Yeni bina, cisminden, maddesinden önce boşluklarını açmış İstiklâl’in derinliğine doğru… Adlı adınca bir “Raumplanung” bu. Hattâ kavramın mucidi Adolf Loos’un kastettiğinden eksiği yok, fazlası var: Loos, hacmin içinde yaşatacağı deneyimi kastederek ortaya atmıştı kavramı. Burada, hacimler arası akışkanlık içte yaşattığının yanısıra dışına gösterdiğiyle de vaatkâr olmuş. Esrarengiz müphemliğiyle sunuyor içini. İçeri girince, o akışkan kuytuluğun, zeminle üst kat arasında şekillenmiş merdivenle vurgulanıp meydana ve İstiklal’e bakan “atriyum” boşluğuna açılmış, farklı programlarla yüklü katların boşlukları olduğunu anlıyoruz. Simetrik değiller. Bunlar, isabetli perspektif-kesitin iyi anlattığı şekilde zeminle anıtsal bitiş arasına, sandviç misali üstüste dizilmiş hava katmanları. İstiklal’e cephe veren “atriyum”da üstüste dizilmiş olarak gözüken bu hava katmanları, zeminde Schmithenner’in orijinal projesinde arkad olarak caddeye açılan teğet bandından (Etkinlik katıyla [4. kat] anıtsallaştırılarak vurgulanmış) odak hacmine doğru akan bir boşluğa dönüşüyorlar. Zemin katın caddeye teğet kolonlara sıralı bandı öteki binalara sirayet etmeyince zaten hiç arkad olamamış. O nedenle şık bir zemin kat vitrin mimarlığı ile perdelenerek binanın davetkâr ve zengin programlı yeni yorumunun -gündüzleri açık geceleri kapalı- soluklanma antresine dönüştürülmesi yerinde bir karar olmuş.

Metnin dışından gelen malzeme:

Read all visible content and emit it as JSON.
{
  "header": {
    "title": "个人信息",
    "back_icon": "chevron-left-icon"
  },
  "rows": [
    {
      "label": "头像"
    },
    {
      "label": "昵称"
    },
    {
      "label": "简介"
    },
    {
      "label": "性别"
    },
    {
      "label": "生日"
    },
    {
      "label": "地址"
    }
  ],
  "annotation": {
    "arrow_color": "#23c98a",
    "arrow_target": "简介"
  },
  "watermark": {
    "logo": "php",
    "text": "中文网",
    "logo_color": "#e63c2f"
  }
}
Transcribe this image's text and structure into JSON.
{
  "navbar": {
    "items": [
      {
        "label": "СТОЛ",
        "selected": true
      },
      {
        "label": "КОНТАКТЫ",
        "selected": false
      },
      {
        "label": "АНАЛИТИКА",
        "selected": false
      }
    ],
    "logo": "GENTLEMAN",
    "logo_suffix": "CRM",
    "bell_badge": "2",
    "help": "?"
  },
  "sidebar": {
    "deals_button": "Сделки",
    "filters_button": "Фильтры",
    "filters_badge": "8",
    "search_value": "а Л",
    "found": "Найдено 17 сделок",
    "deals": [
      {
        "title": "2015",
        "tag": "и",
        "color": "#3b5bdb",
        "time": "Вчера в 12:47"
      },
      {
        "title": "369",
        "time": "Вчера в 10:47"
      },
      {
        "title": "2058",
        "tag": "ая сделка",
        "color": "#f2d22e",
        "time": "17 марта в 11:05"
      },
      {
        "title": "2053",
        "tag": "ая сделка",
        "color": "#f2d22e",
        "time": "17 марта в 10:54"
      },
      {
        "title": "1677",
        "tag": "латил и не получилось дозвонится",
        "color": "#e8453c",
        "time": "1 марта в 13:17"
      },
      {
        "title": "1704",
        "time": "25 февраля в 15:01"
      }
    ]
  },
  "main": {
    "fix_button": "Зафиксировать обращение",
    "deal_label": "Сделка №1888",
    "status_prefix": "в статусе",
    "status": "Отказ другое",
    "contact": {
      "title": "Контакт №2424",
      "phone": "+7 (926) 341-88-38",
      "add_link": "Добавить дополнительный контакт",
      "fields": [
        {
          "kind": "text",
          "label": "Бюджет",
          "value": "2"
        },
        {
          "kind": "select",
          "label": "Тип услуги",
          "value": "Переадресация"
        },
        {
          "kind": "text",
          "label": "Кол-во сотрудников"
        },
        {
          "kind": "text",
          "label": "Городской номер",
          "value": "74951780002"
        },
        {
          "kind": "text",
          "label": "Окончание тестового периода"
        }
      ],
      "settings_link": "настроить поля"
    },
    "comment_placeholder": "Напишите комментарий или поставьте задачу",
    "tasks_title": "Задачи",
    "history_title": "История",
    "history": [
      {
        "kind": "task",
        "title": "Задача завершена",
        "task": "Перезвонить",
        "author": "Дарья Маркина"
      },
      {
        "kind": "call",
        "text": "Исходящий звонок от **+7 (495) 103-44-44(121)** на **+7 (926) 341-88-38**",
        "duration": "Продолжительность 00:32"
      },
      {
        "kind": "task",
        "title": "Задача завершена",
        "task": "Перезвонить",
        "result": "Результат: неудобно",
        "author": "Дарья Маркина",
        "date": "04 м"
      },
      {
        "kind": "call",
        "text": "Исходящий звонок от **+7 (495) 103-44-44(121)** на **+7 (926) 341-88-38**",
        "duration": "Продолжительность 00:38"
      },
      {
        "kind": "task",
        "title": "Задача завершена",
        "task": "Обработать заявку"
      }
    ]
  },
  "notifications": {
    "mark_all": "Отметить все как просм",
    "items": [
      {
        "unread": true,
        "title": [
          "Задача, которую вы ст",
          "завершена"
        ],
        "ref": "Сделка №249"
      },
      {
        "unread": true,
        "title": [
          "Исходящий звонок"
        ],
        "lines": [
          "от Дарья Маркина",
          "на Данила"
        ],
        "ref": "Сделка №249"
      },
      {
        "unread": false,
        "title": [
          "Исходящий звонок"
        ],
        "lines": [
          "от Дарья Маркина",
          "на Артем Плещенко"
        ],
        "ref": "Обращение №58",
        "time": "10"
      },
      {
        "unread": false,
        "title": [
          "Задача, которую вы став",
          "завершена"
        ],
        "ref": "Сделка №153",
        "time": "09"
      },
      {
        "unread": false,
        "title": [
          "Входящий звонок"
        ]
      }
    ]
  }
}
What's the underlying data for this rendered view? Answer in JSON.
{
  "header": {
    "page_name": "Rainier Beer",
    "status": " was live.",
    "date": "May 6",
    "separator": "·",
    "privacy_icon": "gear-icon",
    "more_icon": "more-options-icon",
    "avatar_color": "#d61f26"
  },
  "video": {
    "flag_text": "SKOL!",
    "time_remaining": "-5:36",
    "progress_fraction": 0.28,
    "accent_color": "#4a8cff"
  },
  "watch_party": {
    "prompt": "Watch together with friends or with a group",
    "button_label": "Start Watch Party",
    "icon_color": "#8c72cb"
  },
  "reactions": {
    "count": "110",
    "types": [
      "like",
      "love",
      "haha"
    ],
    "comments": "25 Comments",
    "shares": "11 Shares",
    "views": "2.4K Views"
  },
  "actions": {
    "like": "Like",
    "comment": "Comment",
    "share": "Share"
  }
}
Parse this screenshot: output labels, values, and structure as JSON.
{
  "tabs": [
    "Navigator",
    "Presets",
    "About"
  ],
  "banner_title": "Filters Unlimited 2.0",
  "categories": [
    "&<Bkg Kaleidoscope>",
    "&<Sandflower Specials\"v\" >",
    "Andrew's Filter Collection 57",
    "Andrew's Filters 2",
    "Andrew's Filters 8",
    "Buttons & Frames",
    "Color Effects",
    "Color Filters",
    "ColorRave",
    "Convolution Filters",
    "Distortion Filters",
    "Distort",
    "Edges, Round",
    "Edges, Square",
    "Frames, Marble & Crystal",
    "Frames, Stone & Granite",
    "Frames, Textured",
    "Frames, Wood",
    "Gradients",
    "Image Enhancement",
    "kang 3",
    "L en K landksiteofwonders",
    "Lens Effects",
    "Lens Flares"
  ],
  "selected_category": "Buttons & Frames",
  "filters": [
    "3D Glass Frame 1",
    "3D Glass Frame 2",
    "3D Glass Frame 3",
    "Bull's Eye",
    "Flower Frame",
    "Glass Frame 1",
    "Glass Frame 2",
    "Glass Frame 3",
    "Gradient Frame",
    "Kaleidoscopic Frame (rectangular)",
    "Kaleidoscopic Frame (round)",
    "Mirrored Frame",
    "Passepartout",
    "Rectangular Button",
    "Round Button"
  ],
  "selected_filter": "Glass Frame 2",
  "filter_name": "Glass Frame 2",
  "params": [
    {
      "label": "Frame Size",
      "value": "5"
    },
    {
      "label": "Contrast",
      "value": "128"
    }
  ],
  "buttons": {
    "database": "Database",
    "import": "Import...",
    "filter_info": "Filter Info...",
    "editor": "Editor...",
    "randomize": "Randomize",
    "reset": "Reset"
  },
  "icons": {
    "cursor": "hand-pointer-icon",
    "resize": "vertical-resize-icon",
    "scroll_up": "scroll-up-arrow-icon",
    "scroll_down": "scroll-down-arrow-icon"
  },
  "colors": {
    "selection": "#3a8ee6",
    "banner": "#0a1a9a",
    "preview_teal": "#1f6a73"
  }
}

Yukarılarda da tekrarlanıp binanın ortak hafızasına dönüşürken (böyle ayak altı bir kamusal akışa açılma yorumunun isabetli olduğu kadar ustaca da yorumlanmış kararı olarak) diğer katların farklı programlarında da tekrar edecek hacim düzeninin ilk işaretini o portikoya gömülmüş kitapçı veriyor. Bir zamanların az ilerdeki (Han Tümertekin tasarımı) Robinson Crusoe’su gibi, yüksekliğin galeri olanağıyla da vurgulanıp renkliliği ve çeşitliliğiyle iştah açıcı, esrarlı bir dünyaya dönüştürülmüş kitap istifini, İstiklal’e yaslamayıp o portiko cebinin de ardına gömmüş. “Çekiciliği kademelendirerek erteleme” taktiği diye de yorumlanabilir. Bütün binaya yayılacak bir hacim düzeninin daha baştan/girişten sezdirilmesi diye de…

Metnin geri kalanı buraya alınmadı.